Le langage peut également contribuer aux interactions causales des émotions. Une partie du processus d’évaluation chez l’homme consiste à utiliser un langage pour caractériser des situations, et le langage approprié à la situation peut se chevaucher entre des émotions. Par exemple, certains mots négatifs, tels que «illégal», utilisés pour décrire les immigrants de manière à donner peur aux gens, peuvent également servir à inciter les gens à se fâcher contre le fait que les immigrants soient venus dans leur pays.

Les émotions ne sont pas que des jugements cognitifs, car la physiologie peut aussi avoir des impacts causaux. Physiquement, la peur et la colère sont très similaires, avec pratiquement les mêmes effets sur le système nerveux autonome en ce qui concerne les mesures cardiovasculaires, respiratoires et électrodermiques (Kreibig, 2010). Une physiologie similaire qui fait partie du développement d’une émotion peut naturellement conduire à une autre émotion lorsqu’elle est accompagnée d’une évaluation appropriée.
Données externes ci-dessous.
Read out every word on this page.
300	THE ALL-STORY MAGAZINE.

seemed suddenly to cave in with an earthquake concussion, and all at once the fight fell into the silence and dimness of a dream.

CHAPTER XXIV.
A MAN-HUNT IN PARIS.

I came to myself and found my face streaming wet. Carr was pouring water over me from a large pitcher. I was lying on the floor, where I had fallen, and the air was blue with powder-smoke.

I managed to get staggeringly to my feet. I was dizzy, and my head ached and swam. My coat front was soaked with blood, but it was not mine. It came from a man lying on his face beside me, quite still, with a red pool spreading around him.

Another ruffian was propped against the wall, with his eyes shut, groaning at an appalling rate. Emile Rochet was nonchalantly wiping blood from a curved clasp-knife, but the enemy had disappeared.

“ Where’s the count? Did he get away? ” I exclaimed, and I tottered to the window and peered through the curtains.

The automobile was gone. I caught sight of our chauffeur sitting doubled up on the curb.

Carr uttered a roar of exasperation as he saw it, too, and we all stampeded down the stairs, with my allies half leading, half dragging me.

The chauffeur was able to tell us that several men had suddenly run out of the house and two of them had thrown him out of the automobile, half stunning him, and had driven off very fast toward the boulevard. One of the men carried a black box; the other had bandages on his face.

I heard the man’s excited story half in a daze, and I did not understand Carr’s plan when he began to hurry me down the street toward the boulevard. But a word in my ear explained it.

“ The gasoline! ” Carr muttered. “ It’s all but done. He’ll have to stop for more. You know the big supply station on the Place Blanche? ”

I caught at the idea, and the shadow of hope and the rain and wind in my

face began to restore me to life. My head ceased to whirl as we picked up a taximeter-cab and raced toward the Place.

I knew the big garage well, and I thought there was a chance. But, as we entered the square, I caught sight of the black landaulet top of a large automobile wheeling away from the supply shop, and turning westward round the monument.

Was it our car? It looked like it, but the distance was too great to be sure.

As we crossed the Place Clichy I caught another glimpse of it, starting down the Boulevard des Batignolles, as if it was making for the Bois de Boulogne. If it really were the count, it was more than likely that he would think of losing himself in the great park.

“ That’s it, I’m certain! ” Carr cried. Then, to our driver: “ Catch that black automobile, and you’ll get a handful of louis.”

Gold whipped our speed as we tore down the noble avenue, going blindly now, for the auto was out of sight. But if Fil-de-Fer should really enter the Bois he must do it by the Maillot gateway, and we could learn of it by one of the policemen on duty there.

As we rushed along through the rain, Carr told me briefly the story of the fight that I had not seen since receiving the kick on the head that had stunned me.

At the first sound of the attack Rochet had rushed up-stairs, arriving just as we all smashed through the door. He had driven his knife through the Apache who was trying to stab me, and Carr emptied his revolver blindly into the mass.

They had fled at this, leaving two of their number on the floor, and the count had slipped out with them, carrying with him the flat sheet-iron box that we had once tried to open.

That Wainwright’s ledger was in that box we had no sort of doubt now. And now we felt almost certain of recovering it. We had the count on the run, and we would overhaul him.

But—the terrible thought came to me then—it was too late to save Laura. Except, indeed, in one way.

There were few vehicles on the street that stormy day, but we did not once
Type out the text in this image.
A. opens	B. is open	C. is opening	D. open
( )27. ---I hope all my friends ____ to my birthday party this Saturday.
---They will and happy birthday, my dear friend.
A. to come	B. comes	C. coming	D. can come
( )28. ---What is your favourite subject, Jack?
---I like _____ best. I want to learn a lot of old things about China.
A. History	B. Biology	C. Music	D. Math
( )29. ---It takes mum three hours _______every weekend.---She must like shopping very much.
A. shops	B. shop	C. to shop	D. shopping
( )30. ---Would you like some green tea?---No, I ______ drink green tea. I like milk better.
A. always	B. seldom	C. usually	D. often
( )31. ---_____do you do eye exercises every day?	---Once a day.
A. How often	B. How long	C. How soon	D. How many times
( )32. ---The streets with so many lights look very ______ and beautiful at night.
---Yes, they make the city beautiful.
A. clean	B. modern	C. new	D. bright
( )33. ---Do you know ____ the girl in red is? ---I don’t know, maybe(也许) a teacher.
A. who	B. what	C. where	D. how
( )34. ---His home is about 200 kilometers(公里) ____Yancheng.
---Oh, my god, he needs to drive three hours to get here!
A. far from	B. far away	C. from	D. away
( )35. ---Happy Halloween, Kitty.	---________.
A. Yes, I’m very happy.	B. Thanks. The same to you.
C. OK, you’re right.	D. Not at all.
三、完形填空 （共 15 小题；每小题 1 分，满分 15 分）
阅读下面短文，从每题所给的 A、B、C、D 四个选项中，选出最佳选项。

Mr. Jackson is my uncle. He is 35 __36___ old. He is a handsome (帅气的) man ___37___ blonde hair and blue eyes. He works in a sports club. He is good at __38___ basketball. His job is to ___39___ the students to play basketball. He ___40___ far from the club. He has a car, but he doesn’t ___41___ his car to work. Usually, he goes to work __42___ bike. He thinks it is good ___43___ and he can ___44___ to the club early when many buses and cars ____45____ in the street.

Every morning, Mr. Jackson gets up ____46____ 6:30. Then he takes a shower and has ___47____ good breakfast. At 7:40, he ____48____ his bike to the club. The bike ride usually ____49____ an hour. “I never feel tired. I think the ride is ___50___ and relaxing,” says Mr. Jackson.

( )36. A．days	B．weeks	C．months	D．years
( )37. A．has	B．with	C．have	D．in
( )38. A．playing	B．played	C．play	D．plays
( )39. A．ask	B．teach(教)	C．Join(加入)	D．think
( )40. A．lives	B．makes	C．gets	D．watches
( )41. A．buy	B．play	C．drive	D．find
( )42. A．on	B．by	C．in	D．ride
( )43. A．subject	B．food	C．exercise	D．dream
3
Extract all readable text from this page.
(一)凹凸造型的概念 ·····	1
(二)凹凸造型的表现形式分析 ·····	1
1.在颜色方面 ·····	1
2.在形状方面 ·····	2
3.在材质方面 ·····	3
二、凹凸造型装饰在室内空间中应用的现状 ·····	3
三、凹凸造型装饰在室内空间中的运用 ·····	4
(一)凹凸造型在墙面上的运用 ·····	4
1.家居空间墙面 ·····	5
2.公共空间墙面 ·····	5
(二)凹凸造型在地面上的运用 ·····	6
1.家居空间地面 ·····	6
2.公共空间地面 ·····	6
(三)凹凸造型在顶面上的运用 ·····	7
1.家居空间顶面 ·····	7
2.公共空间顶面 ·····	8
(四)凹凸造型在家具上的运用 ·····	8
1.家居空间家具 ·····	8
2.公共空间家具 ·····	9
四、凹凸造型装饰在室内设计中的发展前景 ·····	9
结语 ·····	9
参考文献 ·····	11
En résumé, les relations causales généralisées entre les émotions telles que la peur et la colère sont le résultat d’interactions neuronales basées sur des évaluations, le langage et la physiologie.

Références

Kreibig, SD (2010). Activité du système nerveux autonome dans l’émotion: une revue. Biological Psychology , 84, 394-421.

Nussbaum, MC (2018). La monarchie de la peur: un philosophe examine notre crise politique. New York: Simon et Schuster.

Thagard, P. (2019, février). Cerveau-esprit: des neurones à la conscience et à la créativité. New York: Presse d’Université d’Oxford.